Helen is nothing but Aphrodite’s pawn. She has no choice. Neither does anyone else. The Trojans risk everything and ultimately lose everything for a woman who despises her abductor and freely refers to herself as a whore. She’s making eyes at her brother-in-law while other sources say she was sharing a bath with the Achaean spy, Odysseus. Even Helen is bewildered that the Trojans fight for her. But that’s fate. The gods command Troy’s destruction, so the characters have to play their roles heroically and let come what may. That’s life, too, isn’t it? I didn’t pick the stage, but I have to play my part, anyway.

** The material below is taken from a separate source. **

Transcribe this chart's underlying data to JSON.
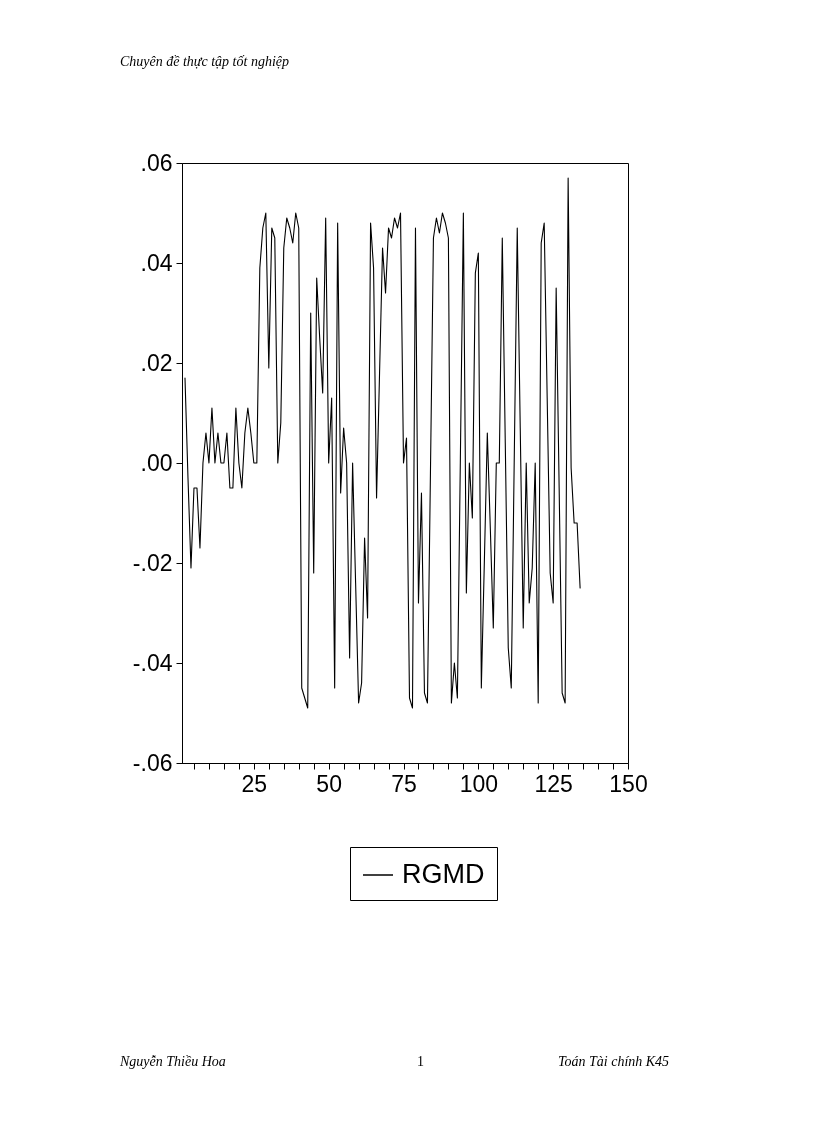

Helen is one of The Iliad‘s and the Ancient World’s most fascinating characters. She’s a Spartan, and the Spartans eventually deify her. As if in thanks, she turns the Spartan women into the most exceptional women in ancient, and possibly human, history. At a time when all respectable women lived behind their veils, secluded in houses as secure as Fort Knox, Spartan women danced in the streets in skimpy dresses. Sometimes they shed even that modesty. Foreigners, some shocked and some beguiled, praised their beauty and physical attributes. Spartan women went to school and had a physical education program, their own Olympics, and one won the chariot race in the men’s Olympics. They made love to each other but married warriors and mothered warriors, and if they didn’t govern, they weren’t shy of speaking their minds. They apologize for none of it. They were literate, and they speak to us today in their own voices, the only women we hear from in the Ancient World, and what they say is they were having a damn fine time.
Possibly the Spartans deified Helen because she reflected what they already were. Or possibly, a deified Helen inspired Sparta. Possibly the Trojans were right; Helen was worth the risk. Possibly she is a spine-chilling goddess. And possibly this is what she’s trying to tell me: That what we all should be, what we are, when we shed our robes of convention, is nothing less than a goddess. A mind-boggling, bodacious goddess. Whatever her nature, she inspires me, just as she inspires the The Iliad, a tale that packs an enduring wallop.